Darmawel Aswar menjelaskan dalam supervisi ke Kejati Sumbar pihaknya datang untuk melihat kesiapan daerah terhadap kebijakan dan regulasi yang telah dibuat oleh pusat.

"Supervisi merupakan perintah dari pusat dalam hal ini kami mewakili Jaksa Agung Muda Tindak Pidana Umum," katanya.

Dalam supervisi itu ia juga membahas soal penanganan narkotika yang sempat menjadi rekomendasi pada Rapat Kerja Nasional (Rakernas) Kejagung RI 2020 yang dilangsungkan beberapa hari lalu.

"Kami ingin melihat apa yang menjadi kendala daerah, seperti kenapa kasus narkotika harus selalu masuk penjara, kenapa jaksa harus menuntut dengan pasal yang sama dengan penyidik, dan lainnya. Ini juga menjadi perhatian," katanya.
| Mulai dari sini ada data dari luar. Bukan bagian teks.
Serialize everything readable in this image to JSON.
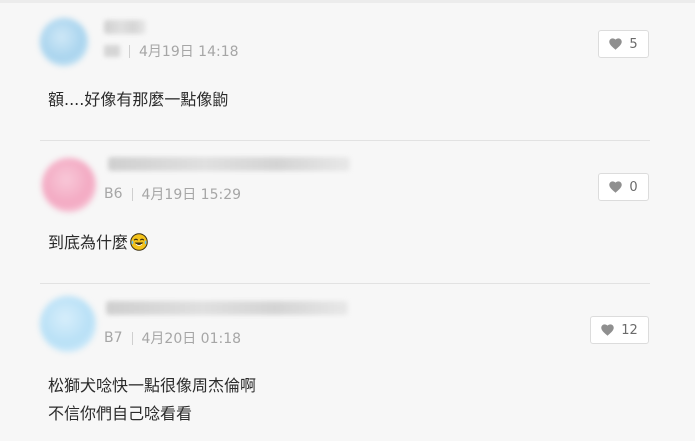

Selain itu pihaknya juga membahas tentang sistem pelaporan perkara secara berjenjang mulai dari Kejari atau Kecabjari, serta mengoptimalkan pelaporan berbasis aplikasi dalam jaringan (daring).

Baca juga: Kejati Sumbar buru delapan DPO terpidana korupsi

"Pemanfaatan layanan digital berbasis daring juga menjadi perhatian untuk dimaksimalkan," katanya.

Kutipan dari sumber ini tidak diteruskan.